The direction and technical elements – including David Gallego’s cinematography of the stunning landscape and Leo Birenberg’s abrasive, strained and scratchy score – are the strongest elements. Some of the shots (which deserve to be seen on a big screen, if you have the chance) are jaw-droppingly beautiful – sun streaming through trees, wide vistas of plains, birds flocking across the water, and many more.
There are other shots where the digital camera’s limitations (and potentially budget restrictions) are noticeable, however. The writing is less impressive than the direction, despite Butcher’s Crossing being based on a celebrated novel. Several threats are introduced that go absolutely nowhere – a potentially intriguing horror element could have been a path that the movie went down.
During the journey, the men find a corpse arranged almost ritually as a warning from a local Indian tribe. JD McDonald (Paul Raci), the local kingpin, who has teams of hunters go out for him, is another potential spanner in the works for Miller. However, none of these threads are ever really teased out, and the whole film feels largely low-stakes and conflict-free.

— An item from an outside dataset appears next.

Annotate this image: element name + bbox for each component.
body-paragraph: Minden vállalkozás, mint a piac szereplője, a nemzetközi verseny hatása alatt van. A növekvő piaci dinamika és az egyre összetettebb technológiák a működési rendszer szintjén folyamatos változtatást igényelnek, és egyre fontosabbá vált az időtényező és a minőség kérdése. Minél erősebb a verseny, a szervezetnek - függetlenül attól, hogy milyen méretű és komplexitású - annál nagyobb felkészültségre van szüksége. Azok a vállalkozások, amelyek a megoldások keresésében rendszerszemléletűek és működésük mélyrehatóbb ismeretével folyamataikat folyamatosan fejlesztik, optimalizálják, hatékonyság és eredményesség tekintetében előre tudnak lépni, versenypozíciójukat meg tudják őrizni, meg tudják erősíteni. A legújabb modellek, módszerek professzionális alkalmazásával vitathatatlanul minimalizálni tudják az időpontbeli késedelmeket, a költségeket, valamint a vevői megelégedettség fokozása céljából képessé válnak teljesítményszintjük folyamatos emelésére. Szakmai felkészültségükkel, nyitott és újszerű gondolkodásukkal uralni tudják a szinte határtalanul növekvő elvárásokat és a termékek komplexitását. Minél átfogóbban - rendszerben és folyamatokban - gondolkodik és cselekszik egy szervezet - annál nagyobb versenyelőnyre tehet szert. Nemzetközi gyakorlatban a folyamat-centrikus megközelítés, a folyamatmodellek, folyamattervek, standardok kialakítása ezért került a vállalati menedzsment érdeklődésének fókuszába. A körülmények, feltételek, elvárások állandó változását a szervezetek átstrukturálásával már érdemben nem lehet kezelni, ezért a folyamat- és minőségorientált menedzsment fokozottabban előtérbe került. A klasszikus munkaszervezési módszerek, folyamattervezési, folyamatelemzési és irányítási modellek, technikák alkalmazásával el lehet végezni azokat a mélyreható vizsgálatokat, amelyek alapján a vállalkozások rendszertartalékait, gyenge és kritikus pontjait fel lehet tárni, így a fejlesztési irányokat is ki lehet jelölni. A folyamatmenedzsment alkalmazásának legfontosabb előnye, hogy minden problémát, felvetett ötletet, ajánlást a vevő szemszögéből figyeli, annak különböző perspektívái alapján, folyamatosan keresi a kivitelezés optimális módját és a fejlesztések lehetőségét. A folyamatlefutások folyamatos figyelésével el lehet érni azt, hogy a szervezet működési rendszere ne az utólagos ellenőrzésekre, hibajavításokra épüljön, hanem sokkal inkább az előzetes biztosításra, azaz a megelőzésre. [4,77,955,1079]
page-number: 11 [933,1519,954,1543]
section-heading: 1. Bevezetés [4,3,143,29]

The strongest section is Winter – when the four men find themselves stranded due to Miller’s hubris. They should have left with the thousands of hides they already have, but he keeps pushing for more than they can possibly carry. They get snowed in for what is apparently 6-8 months, and this could have had the potential to properly spiral into Lord of the Flies style madness.

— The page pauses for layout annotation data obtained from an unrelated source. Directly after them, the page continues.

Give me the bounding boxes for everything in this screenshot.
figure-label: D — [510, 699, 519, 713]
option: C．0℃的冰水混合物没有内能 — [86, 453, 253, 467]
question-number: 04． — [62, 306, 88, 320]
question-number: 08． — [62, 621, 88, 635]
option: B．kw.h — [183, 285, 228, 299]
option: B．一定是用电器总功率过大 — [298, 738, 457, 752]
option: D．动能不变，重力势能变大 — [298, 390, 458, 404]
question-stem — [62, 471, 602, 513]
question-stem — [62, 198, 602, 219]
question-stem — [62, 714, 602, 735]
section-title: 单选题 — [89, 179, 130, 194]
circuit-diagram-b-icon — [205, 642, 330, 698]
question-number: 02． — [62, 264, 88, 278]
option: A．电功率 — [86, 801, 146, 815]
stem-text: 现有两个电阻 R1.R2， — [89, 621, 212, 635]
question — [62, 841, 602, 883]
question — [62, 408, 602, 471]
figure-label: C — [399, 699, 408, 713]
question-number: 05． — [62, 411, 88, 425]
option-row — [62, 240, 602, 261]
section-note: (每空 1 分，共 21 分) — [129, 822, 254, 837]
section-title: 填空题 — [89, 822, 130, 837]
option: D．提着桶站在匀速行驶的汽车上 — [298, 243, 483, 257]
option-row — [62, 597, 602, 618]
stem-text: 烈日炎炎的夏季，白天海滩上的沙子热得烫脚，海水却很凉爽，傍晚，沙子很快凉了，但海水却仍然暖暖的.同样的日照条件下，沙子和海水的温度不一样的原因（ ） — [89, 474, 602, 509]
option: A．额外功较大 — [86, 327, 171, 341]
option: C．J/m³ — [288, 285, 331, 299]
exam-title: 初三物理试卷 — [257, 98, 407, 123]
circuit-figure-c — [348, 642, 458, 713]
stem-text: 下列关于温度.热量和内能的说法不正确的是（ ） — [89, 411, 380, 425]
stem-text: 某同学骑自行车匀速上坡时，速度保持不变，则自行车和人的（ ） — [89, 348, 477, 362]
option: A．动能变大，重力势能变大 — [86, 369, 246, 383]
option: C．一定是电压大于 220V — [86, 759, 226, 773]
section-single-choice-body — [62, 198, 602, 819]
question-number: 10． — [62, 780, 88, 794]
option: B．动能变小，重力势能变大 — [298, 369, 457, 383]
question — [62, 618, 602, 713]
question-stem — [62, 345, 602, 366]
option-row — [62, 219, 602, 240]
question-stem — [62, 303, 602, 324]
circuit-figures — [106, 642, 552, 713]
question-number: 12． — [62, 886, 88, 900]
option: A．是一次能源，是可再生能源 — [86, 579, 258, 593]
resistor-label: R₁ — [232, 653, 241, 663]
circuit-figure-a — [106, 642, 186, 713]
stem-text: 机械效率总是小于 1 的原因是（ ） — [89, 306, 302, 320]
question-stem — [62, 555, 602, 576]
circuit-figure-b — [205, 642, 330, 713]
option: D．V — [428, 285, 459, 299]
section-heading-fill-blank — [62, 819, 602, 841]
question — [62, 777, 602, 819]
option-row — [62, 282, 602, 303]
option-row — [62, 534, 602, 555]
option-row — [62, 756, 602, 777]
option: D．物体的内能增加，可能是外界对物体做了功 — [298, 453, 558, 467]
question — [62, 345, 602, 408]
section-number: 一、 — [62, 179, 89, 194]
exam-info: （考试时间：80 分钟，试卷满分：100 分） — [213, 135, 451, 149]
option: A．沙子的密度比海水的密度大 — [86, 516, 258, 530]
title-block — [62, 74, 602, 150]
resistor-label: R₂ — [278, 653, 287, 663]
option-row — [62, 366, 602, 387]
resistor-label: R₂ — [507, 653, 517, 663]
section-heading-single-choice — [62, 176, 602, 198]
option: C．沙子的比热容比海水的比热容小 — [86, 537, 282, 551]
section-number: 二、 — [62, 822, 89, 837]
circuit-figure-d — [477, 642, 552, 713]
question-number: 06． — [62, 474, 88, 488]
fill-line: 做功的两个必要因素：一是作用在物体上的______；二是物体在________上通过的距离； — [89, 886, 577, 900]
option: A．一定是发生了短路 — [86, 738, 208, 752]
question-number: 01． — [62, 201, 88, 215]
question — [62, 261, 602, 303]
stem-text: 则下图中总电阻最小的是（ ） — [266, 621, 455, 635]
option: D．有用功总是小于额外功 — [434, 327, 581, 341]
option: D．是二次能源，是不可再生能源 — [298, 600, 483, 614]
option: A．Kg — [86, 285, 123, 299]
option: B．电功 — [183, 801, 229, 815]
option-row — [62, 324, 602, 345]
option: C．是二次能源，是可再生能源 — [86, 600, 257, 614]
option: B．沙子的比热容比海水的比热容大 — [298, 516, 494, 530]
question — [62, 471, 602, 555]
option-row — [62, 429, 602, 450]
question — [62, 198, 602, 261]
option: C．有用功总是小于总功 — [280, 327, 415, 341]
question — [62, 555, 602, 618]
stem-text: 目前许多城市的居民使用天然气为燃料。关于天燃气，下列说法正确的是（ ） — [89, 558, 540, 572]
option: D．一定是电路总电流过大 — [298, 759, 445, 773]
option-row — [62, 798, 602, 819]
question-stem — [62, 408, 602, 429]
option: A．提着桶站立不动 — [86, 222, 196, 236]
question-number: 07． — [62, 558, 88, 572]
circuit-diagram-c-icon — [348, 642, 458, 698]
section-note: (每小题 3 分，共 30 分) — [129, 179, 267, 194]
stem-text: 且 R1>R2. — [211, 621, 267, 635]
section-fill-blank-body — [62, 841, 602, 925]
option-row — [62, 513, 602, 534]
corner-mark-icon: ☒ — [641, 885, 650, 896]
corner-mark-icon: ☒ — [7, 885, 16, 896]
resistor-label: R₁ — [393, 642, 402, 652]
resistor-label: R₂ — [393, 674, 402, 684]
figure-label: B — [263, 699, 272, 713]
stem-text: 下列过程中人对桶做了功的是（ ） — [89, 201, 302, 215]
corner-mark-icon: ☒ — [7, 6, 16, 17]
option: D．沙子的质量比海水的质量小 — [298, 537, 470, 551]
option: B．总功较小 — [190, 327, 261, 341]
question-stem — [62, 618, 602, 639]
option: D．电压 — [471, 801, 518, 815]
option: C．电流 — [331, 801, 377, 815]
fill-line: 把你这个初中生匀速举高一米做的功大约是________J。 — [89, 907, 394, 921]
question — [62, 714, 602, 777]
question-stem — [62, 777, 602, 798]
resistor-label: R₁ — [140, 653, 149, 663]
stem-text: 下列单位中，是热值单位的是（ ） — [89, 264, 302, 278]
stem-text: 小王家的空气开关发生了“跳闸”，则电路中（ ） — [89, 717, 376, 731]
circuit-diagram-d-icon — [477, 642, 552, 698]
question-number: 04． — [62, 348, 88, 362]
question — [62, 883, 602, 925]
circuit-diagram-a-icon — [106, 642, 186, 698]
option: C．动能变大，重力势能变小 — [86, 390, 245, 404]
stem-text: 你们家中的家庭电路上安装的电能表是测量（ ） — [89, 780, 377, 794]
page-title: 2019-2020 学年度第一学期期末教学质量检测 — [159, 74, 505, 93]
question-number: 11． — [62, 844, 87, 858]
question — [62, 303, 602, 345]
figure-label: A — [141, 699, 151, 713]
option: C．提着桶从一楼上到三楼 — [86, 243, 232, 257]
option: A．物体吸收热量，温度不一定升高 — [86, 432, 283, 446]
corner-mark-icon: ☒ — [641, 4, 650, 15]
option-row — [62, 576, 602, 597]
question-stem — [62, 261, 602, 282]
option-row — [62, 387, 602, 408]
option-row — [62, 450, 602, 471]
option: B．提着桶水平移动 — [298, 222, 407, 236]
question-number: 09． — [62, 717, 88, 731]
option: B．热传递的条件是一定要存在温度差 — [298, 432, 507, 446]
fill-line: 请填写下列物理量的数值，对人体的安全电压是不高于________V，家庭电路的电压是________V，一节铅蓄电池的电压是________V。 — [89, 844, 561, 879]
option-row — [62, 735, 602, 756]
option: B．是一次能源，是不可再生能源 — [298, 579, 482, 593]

Miller begins to look more and more like a bison – covering himself in layers of furs, hunched over, munching on raw bison offal which dangles from his mouth and menacingly scraping his head with his razor. Tensions do arise – particularly between Charlie and Will – but a greater sense that the men have been there for months, growing increasingly sick of each other – would have been better here.

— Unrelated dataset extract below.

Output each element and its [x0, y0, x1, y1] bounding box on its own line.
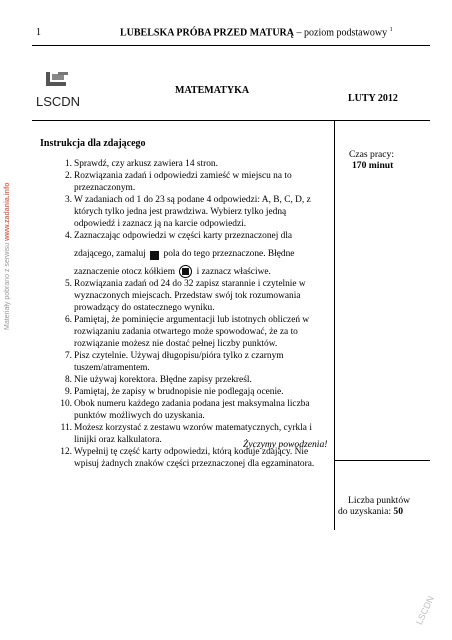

Instead, we fairly swiftly move on to Spring and the journey home. Some of the characters do reveal themselves to be different to what we had expected from the start. But the young Will goes through a fairly predictable loss of innocence and a sense of regret regarding the journey. While Miller does become gradually more villainous, Cage is never released from the leash in ways we’ve seen him before in the likes of Face/Off or as recently as Mandy.
This is a solidly middle-of-the-road performance from him, which is good to see. He doesn’t always have to be the butt of the joke or be as restrained and contained as he was in Pig. Cage demonstrates here that he can live within the greys and doesn’t always have to be at one extreme or the other. Hopefully, we can continue to see a range of directors taking a chance on him for a variety of kinds of roles in different genres.
Because the events of the movie are ultimately an exercise in futility (without giving too much away), and Polsky seems to be trying to say something about man’s attempts to tame, control, corral and exploit nature are ultimately futile – the film itself kind of feels futile too. It’s easy to come away feeling, “well, what was all of that for?”
It definitely feels as though dispensing with the Autumn and Spring sections and focusing purely on the men trapped together for a long Winter would have been better. This would have allowed deeper interrogation of the characters and themes instead of it largely feeling surface-level.
Ultimately, this is a solid western and certainly continues the strong streak that Cage is having in his career at the moment. Unfortunately, there is also a lot of wasted potentials, with some interesting ideas introduced that remain unexplored.